Leanne Motylenski ’16, who stood to collect signatures Tuesday afternoon, said Ay! Arepa should be allowed to maintain its location in order to serve the high volume students and visitors who walk through the Broadway shopping district.
“People deserve access to profitable businesses spaces,” Motylenski said.
The city’s orders have spurred financial concerns among employees working for the evicted food cart. Victor Lopez, who works at Ay! Arepa, said managing the truck has been his primary source of income for the last year and a half.
“This is how I pay my bills now.” Lopez said. “This is my job and I want to keep it.”
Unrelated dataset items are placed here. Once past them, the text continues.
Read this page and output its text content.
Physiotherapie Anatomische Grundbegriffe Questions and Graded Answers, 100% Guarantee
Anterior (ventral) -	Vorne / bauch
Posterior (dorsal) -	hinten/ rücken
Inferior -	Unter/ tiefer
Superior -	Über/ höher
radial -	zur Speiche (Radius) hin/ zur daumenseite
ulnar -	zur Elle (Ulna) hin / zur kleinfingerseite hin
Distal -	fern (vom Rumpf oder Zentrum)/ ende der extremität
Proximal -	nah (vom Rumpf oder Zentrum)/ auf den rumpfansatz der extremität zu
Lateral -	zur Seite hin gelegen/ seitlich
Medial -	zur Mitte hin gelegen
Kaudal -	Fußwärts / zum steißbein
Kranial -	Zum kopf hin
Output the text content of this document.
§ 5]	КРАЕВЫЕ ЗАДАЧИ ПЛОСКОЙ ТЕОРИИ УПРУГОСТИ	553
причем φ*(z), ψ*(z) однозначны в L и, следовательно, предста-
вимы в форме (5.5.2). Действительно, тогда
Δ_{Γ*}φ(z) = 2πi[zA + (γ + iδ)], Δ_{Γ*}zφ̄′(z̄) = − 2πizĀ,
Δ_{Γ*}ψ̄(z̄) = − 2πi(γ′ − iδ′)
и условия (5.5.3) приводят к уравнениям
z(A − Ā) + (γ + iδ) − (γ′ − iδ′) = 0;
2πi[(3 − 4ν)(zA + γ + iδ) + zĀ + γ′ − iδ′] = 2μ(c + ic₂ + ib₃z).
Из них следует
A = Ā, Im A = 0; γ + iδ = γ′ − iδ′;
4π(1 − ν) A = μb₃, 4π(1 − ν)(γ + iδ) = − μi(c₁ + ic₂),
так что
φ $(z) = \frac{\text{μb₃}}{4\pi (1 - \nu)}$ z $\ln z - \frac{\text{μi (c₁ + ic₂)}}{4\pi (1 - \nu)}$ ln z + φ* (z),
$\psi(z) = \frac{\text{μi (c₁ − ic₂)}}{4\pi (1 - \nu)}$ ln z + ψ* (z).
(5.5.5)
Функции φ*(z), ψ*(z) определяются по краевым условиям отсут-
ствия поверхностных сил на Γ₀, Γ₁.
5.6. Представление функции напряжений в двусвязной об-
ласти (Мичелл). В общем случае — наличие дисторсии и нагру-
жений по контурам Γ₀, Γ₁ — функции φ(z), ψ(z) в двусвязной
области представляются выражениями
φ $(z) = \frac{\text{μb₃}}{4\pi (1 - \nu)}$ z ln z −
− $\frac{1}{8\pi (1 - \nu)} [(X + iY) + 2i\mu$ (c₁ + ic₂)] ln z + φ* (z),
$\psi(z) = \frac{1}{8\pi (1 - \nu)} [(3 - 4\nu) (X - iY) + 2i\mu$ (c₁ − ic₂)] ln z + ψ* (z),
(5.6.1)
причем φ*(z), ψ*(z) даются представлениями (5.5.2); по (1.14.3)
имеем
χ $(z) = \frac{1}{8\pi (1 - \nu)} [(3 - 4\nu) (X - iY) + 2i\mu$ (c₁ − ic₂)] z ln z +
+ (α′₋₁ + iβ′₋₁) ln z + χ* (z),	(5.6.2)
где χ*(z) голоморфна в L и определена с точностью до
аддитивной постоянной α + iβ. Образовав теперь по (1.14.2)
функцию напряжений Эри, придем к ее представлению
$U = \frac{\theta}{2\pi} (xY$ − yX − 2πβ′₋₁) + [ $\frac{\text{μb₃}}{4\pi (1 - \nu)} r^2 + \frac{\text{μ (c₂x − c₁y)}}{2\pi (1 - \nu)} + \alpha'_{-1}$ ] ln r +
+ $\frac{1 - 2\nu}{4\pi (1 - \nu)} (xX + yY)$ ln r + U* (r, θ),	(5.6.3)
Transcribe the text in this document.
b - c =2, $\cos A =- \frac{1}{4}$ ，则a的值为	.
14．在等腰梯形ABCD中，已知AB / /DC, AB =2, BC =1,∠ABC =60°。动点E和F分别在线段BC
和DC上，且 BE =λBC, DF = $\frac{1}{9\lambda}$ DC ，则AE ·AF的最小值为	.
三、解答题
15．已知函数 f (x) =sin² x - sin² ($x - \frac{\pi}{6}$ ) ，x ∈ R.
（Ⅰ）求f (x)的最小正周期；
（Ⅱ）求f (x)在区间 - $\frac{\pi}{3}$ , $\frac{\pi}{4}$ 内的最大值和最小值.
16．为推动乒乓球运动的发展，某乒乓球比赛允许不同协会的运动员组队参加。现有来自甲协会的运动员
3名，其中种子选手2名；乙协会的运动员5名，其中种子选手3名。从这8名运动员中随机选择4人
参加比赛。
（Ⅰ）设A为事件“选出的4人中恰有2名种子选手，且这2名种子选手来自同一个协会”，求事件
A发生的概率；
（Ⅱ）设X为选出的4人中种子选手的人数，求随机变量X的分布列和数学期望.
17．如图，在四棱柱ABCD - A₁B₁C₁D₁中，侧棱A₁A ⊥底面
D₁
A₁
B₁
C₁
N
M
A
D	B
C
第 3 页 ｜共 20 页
But, Garcia said, his employees would likely have to take a pay cut because the food cart has not be operational for the past few days.
Tom Sobocinski, co-owner of Caseus — which received the same city order to vacate its usual location — said that because his restaurant is a brick-and-mortar business, those employed by the food truck have been able to make up hours that they have missed since the food cart was shut down. Caseus employs two workers to manage its food cart full-time. Ay! Arepa also has a permanent location in the form of Rubamba restaurant on High Street. Other carts, such as The Meat Truck, are not associated with restaurants.
Sobocinski said that businesses that operate solely via trucks may have a tougher time compensating their workers in light of the city’s orders.
Caseus’s cart — The Cheese Truck — regularly operates on College Street. The truck has not been there since Wednesday afternoon.